The use of artificial intelligence in finance is fundamentally changing the way money managers build investment strategies and at great speed — but it comes with it’s own set of risks, experts warn. 
While the integration of technology in trading has long been established, AI now gives money managers the ability to create codes themselves through data that would have otherwise taken months to gather. 
“Right now, there’s a software that can get you all the fundamental, social and technical analysis of 66,000 stocks within seconds. In a firm without AI, that would take an army of analysts,” Jon Najarian, co-owner of Market Rebellion, told in an interview on Tuesday.   
Najarian argued that this data is invaluable as it informs investment decisions which would have otherwise been impossible to make with this much accuracy and speed. 
“I don’t know any active traders at this point who aren’t using artificial intelligence, it’s magical,” he said. 
One downside to this technology is the risk of job losses, Najarian acknowledged. 
Another expert believes there’s more than just unemployment on the line. 
“In a sense, markets move because two people have different positions and outlooks. If AI generated investment strategies all come to the same conclusions, that kills trading,” Bill Blain, market strategist at Shard Capital, said.
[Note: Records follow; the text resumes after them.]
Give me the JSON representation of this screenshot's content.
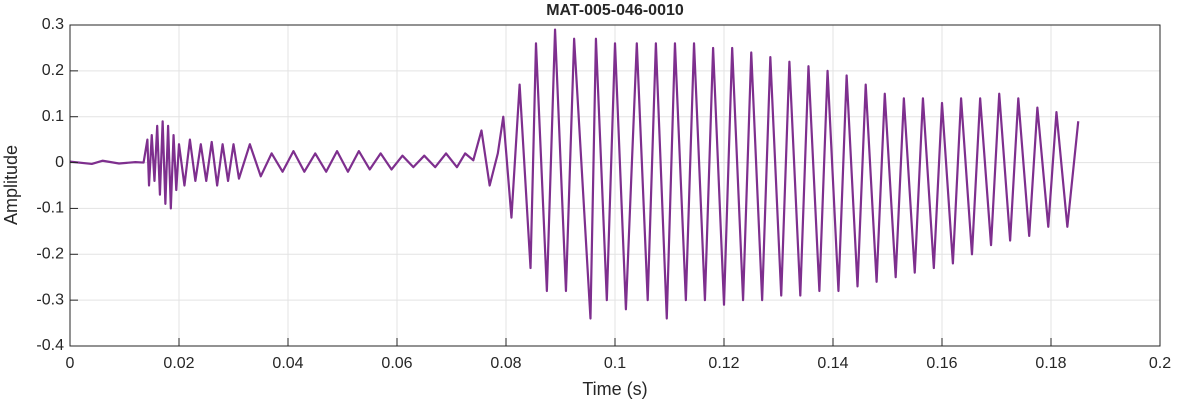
{
  "chart_data": {
    "type": "line",
    "title": "MAT-005-046-0010",
    "x_label": "Time (s)",
    "y_label": "Amplitude",
    "xlim": [
      0,
      0.2
    ],
    "ylim": [
      -0.4,
      0.3
    ],
    "xticks": [
      0,
      0.02,
      0.04,
      0.06,
      0.08,
      0.1,
      0.12,
      0.14,
      0.16,
      0.18,
      0.2
    ],
    "yticks": [
      -0.4,
      -0.3,
      -0.2,
      -0.1,
      0,
      0.1,
      0.2,
      0.3
    ],
    "grid": true,
    "series": [
      {
        "color": "#7e2f8e",
        "x": [
          0,
          0.004,
          0.006,
          0.009,
          0.012,
          0.0135,
          0.0142,
          0.0145,
          0.015,
          0.0155,
          0.016,
          0.0165,
          0.017,
          0.0175,
          0.018,
          0.0185,
          0.019,
          0.0195,
          0.02,
          0.021,
          0.022,
          0.023,
          0.024,
          0.025,
          0.026,
          0.027,
          0.028,
          0.029,
          0.03,
          0.031,
          0.033,
          0.035,
          0.037,
          0.039,
          0.041,
          0.043,
          0.045,
          0.047,
          0.049,
          0.051,
          0.053,
          0.055,
          0.057,
          0.059,
          0.061,
          0.063,
          0.065,
          0.067,
          0.069,
          0.071,
          0.0725,
          0.074,
          0.0755,
          0.077,
          0.0785,
          0.0795,
          0.081,
          0.0825,
          0.0845,
          0.0855,
          0.0875,
          0.089,
          0.091,
          0.0925,
          0.0955,
          0.0965,
          0.0985,
          0.1,
          0.102,
          0.104,
          0.106,
          0.1075,
          0.1095,
          0.111,
          0.113,
          0.1145,
          0.1165,
          0.118,
          0.12,
          0.1215,
          0.1235,
          0.125,
          0.127,
          0.1285,
          0.1305,
          0.132,
          0.134,
          0.1355,
          0.1375,
          0.139,
          0.141,
          0.1425,
          0.1445,
          0.146,
          0.148,
          0.1495,
          0.1515,
          0.153,
          0.155,
          0.1565,
          0.1585,
          0.16,
          0.162,
          0.1635,
          0.1655,
          0.167,
          0.169,
          0.1705,
          0.1725,
          0.174,
          0.176,
          0.1775,
          0.1795,
          0.181,
          0.183,
          0.185
        ],
        "values": [
          0.002,
          -0.003,
          0.004,
          -0.002,
          0.001,
          0,
          0.05,
          -0.05,
          0.06,
          -0.04,
          0.08,
          -0.07,
          0.09,
          -0.09,
          0.08,
          -0.1,
          0.06,
          -0.06,
          0.04,
          -0.05,
          0.05,
          -0.04,
          0.04,
          -0.04,
          0.045,
          -0.05,
          0.04,
          -0.04,
          0.04,
          -0.035,
          0.04,
          -0.03,
          0.02,
          -0.02,
          0.025,
          -0.02,
          0.02,
          -0.02,
          0.025,
          -0.02,
          0.025,
          -0.015,
          0.02,
          -0.015,
          0.015,
          -0.01,
          0.015,
          -0.01,
          0.02,
          -0.01,
          0.02,
          0.005,
          0.07,
          -0.05,
          0.02,
          0.1,
          -0.12,
          0.17,
          -0.23,
          0.26,
          -0.28,
          0.29,
          -0.28,
          0.27,
          -0.34,
          0.27,
          -0.3,
          0.26,
          -0.32,
          0.26,
          -0.3,
          0.26,
          -0.34,
          0.26,
          -0.3,
          0.26,
          -0.3,
          0.25,
          -0.31,
          0.25,
          -0.3,
          0.24,
          -0.3,
          0.23,
          -0.29,
          0.22,
          -0.29,
          0.21,
          -0.28,
          0.2,
          -0.28,
          0.19,
          -0.27,
          0.17,
          -0.26,
          0.15,
          -0.25,
          0.14,
          -0.24,
          0.14,
          -0.23,
          0.13,
          -0.22,
          0.14,
          -0.2,
          0.14,
          -0.18,
          0.15,
          -0.17,
          0.14,
          -0.16,
          0.12,
          -0.14,
          0.11,
          -0.14,
          0.09
        ]
      }
    ]
  }
}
Blain also pointed to the possibility of massive market swings should a large amount of money follow only one direction. 
“If every retail investor ends up using AI trading systems to inform their strategies – expecting to make easy and imagined cryptocurrency returns, what will likely happen is a very sizeable amount of retail money will be moving in the same direction and this will result in much less market liquidity,” he added. 
Sophisticated and institutional investors, however, will stand to benefit, but only to a certain extent, he cautioned. 
“No matter how much data an AI collects it will never do more than give a probability of an outcome. Even an AI with a brain the size of a planet can no more see the future than a gypsy crystal ball can,” he said. 
“You can never fully trust machine learning as there will always be unanticipated black swan events. This will leave traders who build most of their investment strategies and behaviour from AI driven predictions vulnerable,” Blain noted. 
Despite the uncertainty, the efficiency and speed of AI is now integrated into finance and has only begun, Michele Schneider, director of trading education and chief strategist for, told 
“The biggest impact artificial intelligence is having on money managers is allowing them to work exponentially faster and test out financial models with limitless variables through coding — this is something we’ve never seen before,” she explained.  
The trick is, the technology must be asked the right questions to deliver standout results, she added. 
"Now that there are endless data points available to work into an investment strategy, the codes will become more complex and the trading landscape will be more competitive, Schneider said.